In theory, the Random Forest model would have a few benefits over the SVM model. The Random Forest is non-parametric, so outliers would not be an issue for the algorithm. Similarly, they are extremely easy to build (compared to SVMs) and are fast/scalable. Unlike with SVMs, Random Forests do not require a lot of parameter tuning. These are all characteristics of the algorithm that make it extremely favorable for this research study.
However, the SVM model also has a few general benefits over the Random Forest model. Usually, the SVM model is known to be highly efficient and accurate. Similarly, the SVM model scales well to high dimensional data, which is not significantly relevant for our dataset as we have more observations than we do features. However, the main reason why we predict that the SVM model will outperform the Random Forest model is because of the kernels that the SVM model uses. With an appropriate kernel and degree of the kernel, we can expect the algorithm to work extremely well even if the data is not linearly separable in the base feature space, which in this instance applies to our dataset.
In order to begin building our model, we now proceed to the EDA, followed by the feature selection. These are two sections that will help us gain a better understanding of the dataset and re-adjust our hypotheses, if needed.
In order to continue with the project, we first wanted to explore the data and to try to get an idea of the types of people within the dataset that may choose to get the vaccine. For this, we decided to create histograms depicting different features from each of the categories we had: presumptions, behavioral, opinion, demographic, and health considerations.
pre_1 <- ggplot(df2, aes(x=h1n1_concern)) +
geom_histogram(stat="count",bins=4,fill="#015977",color="black")+xlab("Level of H1N1 Concern") + geom_text(aes( label = scales::percent(..prop..),y= ..prop.. ), stat= "count", vjust = -.5)

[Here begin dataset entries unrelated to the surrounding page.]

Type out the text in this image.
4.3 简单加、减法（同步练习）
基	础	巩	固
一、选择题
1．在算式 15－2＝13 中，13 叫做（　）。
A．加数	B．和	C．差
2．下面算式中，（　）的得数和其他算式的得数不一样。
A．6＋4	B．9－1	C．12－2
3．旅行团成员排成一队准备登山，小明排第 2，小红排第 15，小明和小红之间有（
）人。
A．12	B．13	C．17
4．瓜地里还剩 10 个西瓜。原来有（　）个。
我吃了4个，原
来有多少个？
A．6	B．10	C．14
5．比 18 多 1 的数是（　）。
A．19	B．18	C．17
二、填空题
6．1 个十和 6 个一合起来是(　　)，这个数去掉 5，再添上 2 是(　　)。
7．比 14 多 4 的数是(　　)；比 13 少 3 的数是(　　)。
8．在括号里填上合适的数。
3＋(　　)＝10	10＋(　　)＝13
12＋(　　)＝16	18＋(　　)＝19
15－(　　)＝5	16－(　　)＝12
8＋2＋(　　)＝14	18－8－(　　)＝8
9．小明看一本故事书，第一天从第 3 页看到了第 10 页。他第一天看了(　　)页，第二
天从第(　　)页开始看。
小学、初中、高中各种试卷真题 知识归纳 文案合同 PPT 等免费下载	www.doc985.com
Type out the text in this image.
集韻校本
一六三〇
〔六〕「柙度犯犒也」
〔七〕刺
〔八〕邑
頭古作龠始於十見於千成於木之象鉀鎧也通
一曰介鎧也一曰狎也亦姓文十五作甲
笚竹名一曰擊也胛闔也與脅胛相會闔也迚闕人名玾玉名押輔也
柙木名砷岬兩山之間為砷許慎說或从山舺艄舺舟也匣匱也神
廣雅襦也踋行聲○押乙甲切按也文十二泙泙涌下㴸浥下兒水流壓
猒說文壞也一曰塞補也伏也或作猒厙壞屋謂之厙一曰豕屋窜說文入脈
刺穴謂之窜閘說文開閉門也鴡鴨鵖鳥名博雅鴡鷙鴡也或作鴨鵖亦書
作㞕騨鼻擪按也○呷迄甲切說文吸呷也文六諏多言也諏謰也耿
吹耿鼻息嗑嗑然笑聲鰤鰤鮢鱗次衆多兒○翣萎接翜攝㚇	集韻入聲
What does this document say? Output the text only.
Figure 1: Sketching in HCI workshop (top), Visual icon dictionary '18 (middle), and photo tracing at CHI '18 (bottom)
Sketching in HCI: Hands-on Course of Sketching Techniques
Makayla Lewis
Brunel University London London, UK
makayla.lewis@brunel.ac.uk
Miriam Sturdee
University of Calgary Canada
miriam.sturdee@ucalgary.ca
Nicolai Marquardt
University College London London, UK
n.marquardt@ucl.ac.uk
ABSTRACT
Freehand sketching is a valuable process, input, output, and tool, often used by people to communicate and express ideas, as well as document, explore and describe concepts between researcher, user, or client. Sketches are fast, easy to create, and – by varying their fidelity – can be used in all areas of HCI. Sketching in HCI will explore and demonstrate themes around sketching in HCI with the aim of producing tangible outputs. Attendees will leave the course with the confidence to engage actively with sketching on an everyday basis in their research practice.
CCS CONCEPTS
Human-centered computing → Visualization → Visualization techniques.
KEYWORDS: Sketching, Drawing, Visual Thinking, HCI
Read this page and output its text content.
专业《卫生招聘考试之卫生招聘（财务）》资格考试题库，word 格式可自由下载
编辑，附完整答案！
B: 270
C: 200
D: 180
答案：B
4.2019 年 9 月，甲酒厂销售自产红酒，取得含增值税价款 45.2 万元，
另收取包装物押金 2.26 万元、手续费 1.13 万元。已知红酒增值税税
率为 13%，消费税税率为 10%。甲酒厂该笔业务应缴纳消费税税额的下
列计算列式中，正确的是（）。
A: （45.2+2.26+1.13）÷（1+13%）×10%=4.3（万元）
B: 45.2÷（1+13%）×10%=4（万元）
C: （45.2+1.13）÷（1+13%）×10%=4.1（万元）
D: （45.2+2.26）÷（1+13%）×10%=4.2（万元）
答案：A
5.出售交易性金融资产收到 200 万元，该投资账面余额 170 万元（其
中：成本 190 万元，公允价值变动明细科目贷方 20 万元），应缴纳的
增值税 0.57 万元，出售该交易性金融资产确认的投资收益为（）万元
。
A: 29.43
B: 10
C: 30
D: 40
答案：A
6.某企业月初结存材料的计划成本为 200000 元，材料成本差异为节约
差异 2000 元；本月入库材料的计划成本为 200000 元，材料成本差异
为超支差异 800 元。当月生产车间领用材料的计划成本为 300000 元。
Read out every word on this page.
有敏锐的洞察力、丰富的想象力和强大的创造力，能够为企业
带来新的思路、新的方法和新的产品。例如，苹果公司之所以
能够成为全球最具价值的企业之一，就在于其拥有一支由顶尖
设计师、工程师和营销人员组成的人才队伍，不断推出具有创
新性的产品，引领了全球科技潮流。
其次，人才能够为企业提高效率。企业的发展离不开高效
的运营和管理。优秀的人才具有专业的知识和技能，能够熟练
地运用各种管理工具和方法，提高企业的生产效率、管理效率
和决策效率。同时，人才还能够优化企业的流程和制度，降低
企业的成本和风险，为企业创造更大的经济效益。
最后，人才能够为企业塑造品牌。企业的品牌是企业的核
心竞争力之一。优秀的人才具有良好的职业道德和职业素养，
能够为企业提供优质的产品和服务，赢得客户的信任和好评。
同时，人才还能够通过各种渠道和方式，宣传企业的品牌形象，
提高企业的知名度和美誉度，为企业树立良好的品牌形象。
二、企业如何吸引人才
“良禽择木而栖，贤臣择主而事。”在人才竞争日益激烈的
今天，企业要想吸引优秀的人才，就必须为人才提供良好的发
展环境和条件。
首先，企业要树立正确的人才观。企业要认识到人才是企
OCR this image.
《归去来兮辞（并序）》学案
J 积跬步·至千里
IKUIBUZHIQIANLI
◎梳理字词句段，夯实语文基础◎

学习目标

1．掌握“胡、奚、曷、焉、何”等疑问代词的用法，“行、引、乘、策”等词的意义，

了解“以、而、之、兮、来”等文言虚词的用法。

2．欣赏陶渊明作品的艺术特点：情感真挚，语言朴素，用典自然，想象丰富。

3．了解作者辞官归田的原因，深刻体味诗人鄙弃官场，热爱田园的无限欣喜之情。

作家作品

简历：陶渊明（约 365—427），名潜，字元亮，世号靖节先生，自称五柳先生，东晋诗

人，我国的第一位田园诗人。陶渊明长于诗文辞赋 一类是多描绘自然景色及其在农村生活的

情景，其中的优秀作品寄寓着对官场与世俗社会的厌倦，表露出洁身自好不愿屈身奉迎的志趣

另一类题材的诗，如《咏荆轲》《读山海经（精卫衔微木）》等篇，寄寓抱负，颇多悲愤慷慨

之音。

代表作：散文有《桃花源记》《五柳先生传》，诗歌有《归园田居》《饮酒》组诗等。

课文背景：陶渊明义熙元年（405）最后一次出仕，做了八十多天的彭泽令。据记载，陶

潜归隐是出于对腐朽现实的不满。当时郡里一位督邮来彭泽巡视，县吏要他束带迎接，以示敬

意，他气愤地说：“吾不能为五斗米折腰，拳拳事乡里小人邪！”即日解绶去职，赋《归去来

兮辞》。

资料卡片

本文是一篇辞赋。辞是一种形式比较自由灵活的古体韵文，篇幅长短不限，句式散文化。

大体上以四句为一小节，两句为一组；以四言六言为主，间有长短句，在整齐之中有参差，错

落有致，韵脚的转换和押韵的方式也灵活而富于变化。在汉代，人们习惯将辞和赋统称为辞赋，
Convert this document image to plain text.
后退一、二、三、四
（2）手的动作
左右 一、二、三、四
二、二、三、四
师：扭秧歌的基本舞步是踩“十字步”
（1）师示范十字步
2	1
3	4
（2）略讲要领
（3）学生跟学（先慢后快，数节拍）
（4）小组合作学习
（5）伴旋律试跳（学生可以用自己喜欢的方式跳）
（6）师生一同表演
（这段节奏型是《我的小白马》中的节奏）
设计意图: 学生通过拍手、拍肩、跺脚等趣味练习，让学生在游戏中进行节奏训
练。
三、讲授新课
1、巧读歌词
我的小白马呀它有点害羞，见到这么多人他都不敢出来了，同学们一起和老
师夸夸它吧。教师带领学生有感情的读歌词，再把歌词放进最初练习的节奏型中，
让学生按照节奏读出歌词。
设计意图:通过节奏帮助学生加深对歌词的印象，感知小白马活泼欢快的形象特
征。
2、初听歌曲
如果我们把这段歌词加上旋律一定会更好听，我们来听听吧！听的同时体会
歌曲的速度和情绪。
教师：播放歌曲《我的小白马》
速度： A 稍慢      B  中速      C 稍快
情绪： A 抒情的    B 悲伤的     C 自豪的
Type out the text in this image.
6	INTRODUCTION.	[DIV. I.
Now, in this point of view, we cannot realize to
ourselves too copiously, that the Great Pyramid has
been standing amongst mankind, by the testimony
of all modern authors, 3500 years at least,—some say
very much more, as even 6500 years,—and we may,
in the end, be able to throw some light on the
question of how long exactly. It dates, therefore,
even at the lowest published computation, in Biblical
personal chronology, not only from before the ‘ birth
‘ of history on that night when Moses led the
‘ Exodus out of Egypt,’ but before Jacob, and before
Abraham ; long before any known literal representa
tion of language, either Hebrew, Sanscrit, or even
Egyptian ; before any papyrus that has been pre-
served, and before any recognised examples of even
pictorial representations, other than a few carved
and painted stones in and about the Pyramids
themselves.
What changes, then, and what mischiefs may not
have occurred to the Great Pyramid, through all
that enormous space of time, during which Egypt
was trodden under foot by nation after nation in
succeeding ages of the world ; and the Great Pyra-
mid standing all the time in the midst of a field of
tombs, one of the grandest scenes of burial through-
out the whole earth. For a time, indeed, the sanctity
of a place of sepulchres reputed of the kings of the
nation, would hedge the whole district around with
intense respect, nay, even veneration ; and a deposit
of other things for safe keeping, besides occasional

## Warning: Ignoring unknown parameters: binwidth, bins, pad
pre_1
Over 70 percent of respondents presented a moderate level of concern regarding H1N1. 11.5% and 16.2% indicated “not at all concerned” and “very concerned”, respectively. We would expect those that indicated “very concerned” to be the most likely to get the H1N1 vaccine.
0-Not at all concerned
1-Not very concerned
2-Somewhat concerned
3-Very concerned
pre_2 <- ggplot(df2, aes(x=h1n1_knowledge)) +
geom_histogram(stat="count",bins=3,fill="#015977",color="black")+xlab("Level of H1N1 Knowledge") + geom_text(aes( label = scales::percent(..prop..),y= ..prop.. ), stat= "count", vjust = -.5)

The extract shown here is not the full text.